Sparks pot lab’s license suspended over THC testing levels

November 20, 2019

SPARKS, Nev. (AP) — State officials have suspended the marijuana license of a Sparks laboratory accused of altering THC levels during the testing of pot products, the Reno Gazette Journal reported Wednesday.

The Nevada Department of Taxation issued an advisory on Monday saying Certified Ag Labs LLC misrepresented THC potency levels during a routine inspection at the facility. It said products tested there “may be labeled incorrectly and could contain a different level of THC than what is listed on product packaging.”

The lab said its license could potentially be revoked.

Randy Gardner, a managing member of the lab, said in a statement the suspension “is as baseless as it is appalling.” He said they have been completely transparent with the state at all times.

The lab was briefly closed in December 2017 for undisclosed reasons before reopening in January 2018.

The department didn’t indicate in Monday’s public advisory that it was suspending the license of the lab, nor did it indicate in its notice that it was closing it. But a notice on the facility door indicated that the lab license in fact had been suspended, the newspaper reported.

“The Department advises all legal cannabis users to take caution when using product tested by Certified Ag Labs, LLC and when comparing any similar products of the same potency, as those effects may be greater and/or less than that of the product tested by Certified Ag Labs, LLC,” the notice read.

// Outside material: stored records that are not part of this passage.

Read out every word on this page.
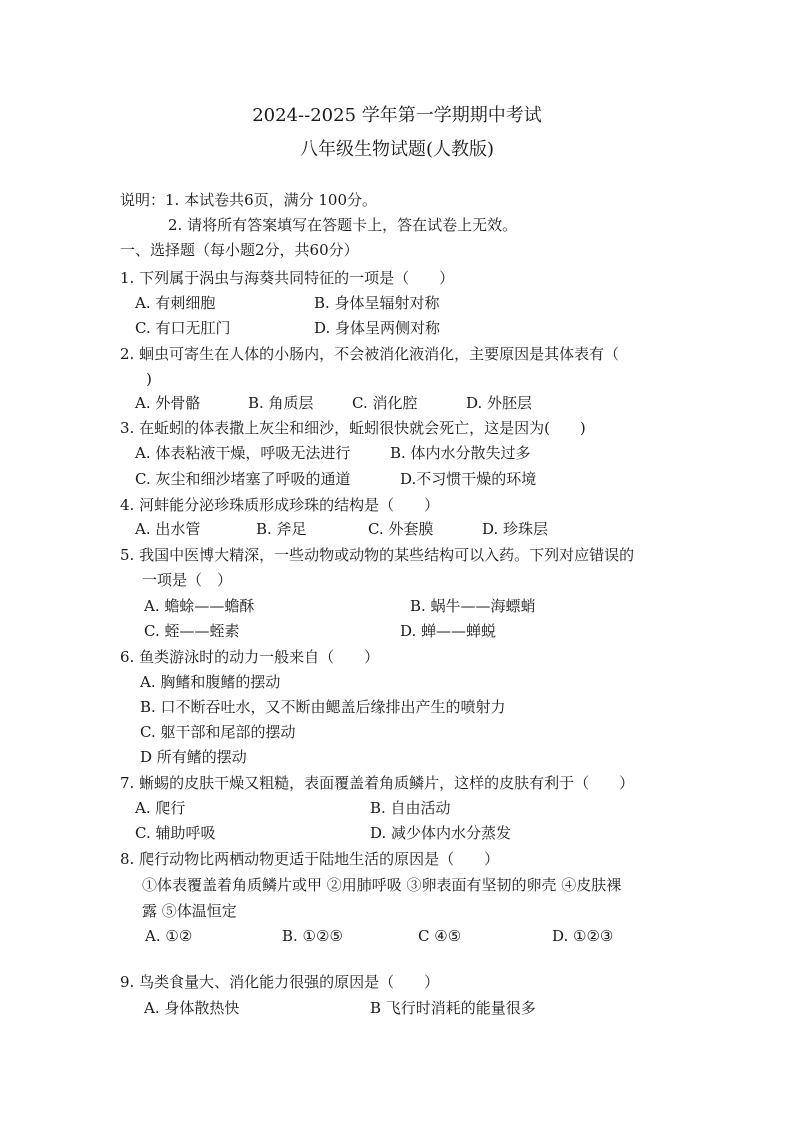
2024--2025 学年第一学期期中考试
八年级生物试题(人教版)
说明：1. 本试卷共6页，满分 100分。
2. 请将所有答案填写在答题卡上，答在试卷上无效。
一、选择题（每小题2分，共60分）
1. 下列属于涡虫与海葵共同特征的一项是（　　）
A. 有刺细胞	B. 身体呈辐射对称
C. 有口无肛门	D. 身体呈两侧对称
2. 蛔虫可寄生在人体的小肠内，不会被消化液消化，主要原因是其体表有（
)
A. 外骨骼	B. 角质层	C. 消化腔	D. 外胚层
3. 在蚯蚓的体表撒上灰尘和细沙，蚯蚓很快就会死亡，这是因为(　　)
A. 体表粘液干燥，呼吸无法进行	B. 体内水分散失过多
C. 灰尘和细沙堵塞了呼吸的通道	D.不习惯干燥的环境
4. 河蚌能分泌珍珠质形成珍珠的结构是（　　）
A. 出水管	B. 斧足	C. 外套膜	D. 珍珠层
5. 我国中医博大精深，一些动物或动物的某些结构可以入药。下列对应错误的
一项是（　）
A. 蟾蜍——蟾酥	B. 蜗牛——海螵蛸
C. 蛭——蛭素	D. 蝉——蝉蜕
6. 鱼类游泳时的动力一般来自（　　）
A. 胸鳍和腹鳍的摆动
B. 口不断吞吐水，又不断由鳃盖后缘排出产生的喷射力
C. 躯干部和尾部的摆动
D 所有鳍的摆动
7. 蜥蜴的皮肤干燥又粗糙，表面覆盖着角质鳞片，这样的皮肤有利于（　　）
A. 爬行	B. 自由活动
C. 辅助呼吸	D. 减少体内水分蒸发
8. 爬行动物比两栖动物更适于陆地生活的原因是（　　）
①体表覆盖着角质鳞片或甲 ②用肺呼吸 ③卵表面有坚韧的卵壳 ④皮肤裸
露 ⑤体温恒定
A. ①②	B. ①②⑤	C ④⑤	D. ①②③
9. 鸟类食量大、消化能力很强的原因是（　　）
A. 身体散热快	B 飞行时消耗的能量很多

The state Department of Taxation didn’t provide any additional information.

The suspension came without warning, Gardner said.

“We hope the State appreciates that a business and its employees’ livelihoods and reputations are at stake. We are pursuing our options and all legal and equitable redress will be on the table,” he said.

The first time the taxation department suspended the lab’s license, in 2017, was due to the lab’s misunderstanding of new regulations at the time, Gardner said. This time, he said the lab did nothing wrong and he “stands behind the data 100 percent.”

It’s the state officials who are confused this time, he said.

He could not elaborate on the suspension, but he said that the lab’s products in no way endangered consumers.